At first I worked around that problem, by refreshing all feed imports every 10 minutes. But once again, that put a lot of pressure on the server. As you can deal with any problem either by working around it, or by addressing the cause of it, it was time to look for the source of the problem. In the process of doing so, distinguish well between what is “a cause” and what is “a symptom”. Often we try to solve the latter, while we should address the former. Think about that. That is deeeeep!

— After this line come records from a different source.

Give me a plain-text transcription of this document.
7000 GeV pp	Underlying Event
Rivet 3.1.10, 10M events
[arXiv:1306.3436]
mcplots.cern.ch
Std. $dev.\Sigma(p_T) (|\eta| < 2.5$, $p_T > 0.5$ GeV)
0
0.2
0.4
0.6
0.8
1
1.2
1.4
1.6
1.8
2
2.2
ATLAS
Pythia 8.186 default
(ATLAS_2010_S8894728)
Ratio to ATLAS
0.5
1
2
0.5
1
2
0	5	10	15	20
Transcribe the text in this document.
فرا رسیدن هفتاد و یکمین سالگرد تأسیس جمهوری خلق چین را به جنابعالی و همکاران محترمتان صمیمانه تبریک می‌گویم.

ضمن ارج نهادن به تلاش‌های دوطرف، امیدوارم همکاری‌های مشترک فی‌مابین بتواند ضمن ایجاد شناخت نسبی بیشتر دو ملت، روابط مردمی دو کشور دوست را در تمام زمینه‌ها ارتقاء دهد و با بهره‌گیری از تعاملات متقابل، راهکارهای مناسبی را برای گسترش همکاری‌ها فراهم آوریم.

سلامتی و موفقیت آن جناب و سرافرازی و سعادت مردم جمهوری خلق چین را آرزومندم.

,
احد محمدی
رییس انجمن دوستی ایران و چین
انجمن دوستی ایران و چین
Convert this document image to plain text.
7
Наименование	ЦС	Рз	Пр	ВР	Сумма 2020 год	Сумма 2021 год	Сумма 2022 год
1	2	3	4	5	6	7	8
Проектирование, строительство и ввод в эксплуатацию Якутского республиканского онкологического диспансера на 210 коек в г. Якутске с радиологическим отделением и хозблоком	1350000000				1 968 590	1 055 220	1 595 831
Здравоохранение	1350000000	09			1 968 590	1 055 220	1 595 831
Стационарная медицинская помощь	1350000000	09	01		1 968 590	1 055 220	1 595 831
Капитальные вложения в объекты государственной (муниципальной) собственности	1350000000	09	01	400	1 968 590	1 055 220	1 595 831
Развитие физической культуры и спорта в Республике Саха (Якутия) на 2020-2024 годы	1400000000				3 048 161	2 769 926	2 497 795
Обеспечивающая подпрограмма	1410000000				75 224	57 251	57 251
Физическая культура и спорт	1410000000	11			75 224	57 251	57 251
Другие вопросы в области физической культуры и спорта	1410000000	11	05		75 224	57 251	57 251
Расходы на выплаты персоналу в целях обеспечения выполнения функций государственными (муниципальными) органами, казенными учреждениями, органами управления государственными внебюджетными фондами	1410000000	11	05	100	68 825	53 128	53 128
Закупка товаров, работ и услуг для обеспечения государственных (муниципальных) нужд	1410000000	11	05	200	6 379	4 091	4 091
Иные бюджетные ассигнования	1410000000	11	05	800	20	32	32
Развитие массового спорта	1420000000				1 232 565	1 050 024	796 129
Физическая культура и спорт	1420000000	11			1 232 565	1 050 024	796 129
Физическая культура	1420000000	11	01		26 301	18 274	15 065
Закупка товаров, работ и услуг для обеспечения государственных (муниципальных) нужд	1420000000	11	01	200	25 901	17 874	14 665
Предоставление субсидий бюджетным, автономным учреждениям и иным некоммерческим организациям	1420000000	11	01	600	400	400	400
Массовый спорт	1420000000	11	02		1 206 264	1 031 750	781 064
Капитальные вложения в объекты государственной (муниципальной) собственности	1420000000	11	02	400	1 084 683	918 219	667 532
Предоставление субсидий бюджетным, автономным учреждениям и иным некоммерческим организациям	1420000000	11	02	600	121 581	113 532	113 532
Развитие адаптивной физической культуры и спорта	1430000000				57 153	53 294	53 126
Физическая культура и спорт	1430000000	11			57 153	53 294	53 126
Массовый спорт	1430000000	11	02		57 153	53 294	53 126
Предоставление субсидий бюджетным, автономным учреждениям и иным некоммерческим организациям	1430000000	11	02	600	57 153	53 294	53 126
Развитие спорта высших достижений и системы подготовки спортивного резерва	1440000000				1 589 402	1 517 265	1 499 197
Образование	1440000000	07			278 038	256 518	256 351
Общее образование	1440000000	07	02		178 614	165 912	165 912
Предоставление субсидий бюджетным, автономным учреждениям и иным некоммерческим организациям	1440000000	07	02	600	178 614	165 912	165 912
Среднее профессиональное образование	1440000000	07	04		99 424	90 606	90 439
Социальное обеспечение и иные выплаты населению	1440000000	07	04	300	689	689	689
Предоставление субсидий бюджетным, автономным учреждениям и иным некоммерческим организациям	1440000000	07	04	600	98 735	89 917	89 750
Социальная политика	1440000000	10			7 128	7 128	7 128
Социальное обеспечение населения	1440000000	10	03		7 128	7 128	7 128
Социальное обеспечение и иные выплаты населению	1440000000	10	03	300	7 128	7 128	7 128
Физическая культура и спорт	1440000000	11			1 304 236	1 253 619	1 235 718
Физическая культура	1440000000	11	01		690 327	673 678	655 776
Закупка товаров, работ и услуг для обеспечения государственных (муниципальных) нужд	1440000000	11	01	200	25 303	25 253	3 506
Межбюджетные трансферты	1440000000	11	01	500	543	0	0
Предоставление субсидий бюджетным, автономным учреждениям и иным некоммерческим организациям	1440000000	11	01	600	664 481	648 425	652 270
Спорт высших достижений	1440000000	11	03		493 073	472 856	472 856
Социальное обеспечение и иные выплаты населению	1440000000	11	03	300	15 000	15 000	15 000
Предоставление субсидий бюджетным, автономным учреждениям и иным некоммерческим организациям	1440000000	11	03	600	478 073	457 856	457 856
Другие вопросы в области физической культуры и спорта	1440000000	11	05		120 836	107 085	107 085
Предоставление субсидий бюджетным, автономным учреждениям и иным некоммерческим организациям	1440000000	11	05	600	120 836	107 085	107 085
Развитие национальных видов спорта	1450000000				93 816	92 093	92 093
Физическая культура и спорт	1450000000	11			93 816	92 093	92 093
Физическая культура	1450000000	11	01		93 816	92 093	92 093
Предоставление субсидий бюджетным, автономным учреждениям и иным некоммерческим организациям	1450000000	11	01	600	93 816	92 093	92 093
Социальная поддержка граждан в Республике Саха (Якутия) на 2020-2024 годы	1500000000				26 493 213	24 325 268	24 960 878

So the symptom I saw was the feeds timing out. As I know the Yahoo Pipes’ feeds often take very long to refresh, even interactively, I had to patch FeedWordPress with a timeout of 60 seconds to deal with the Yahoo Pipes’ lack of speed. Cool. But that caused a dreaded SQL error “My SQL server has gone away” to appear more frequently in my CRON log files. Beh.
To make a long story short, the solution was to also change the PHP parameter “wait_timeout” from the default of “30″ seconds to “240″. Changed that in /etc/my.cnf and restarted SQL server. Problem solved.
As this solved the timeout when reading RSS feeds, I could also decrease the frequency of the FeedWordPress CRON jobs. And that once again made my server very happy. I like happy servers…!
9. Server tuning
Depending on what exactly you do on your blogs, for large and heavy traffic blogs like the seven I had just migrated, the SQL server might need tuning. This is not for the faint-of-heart, and requires patience and caution. With one wrong setting, you can cause more damage than good.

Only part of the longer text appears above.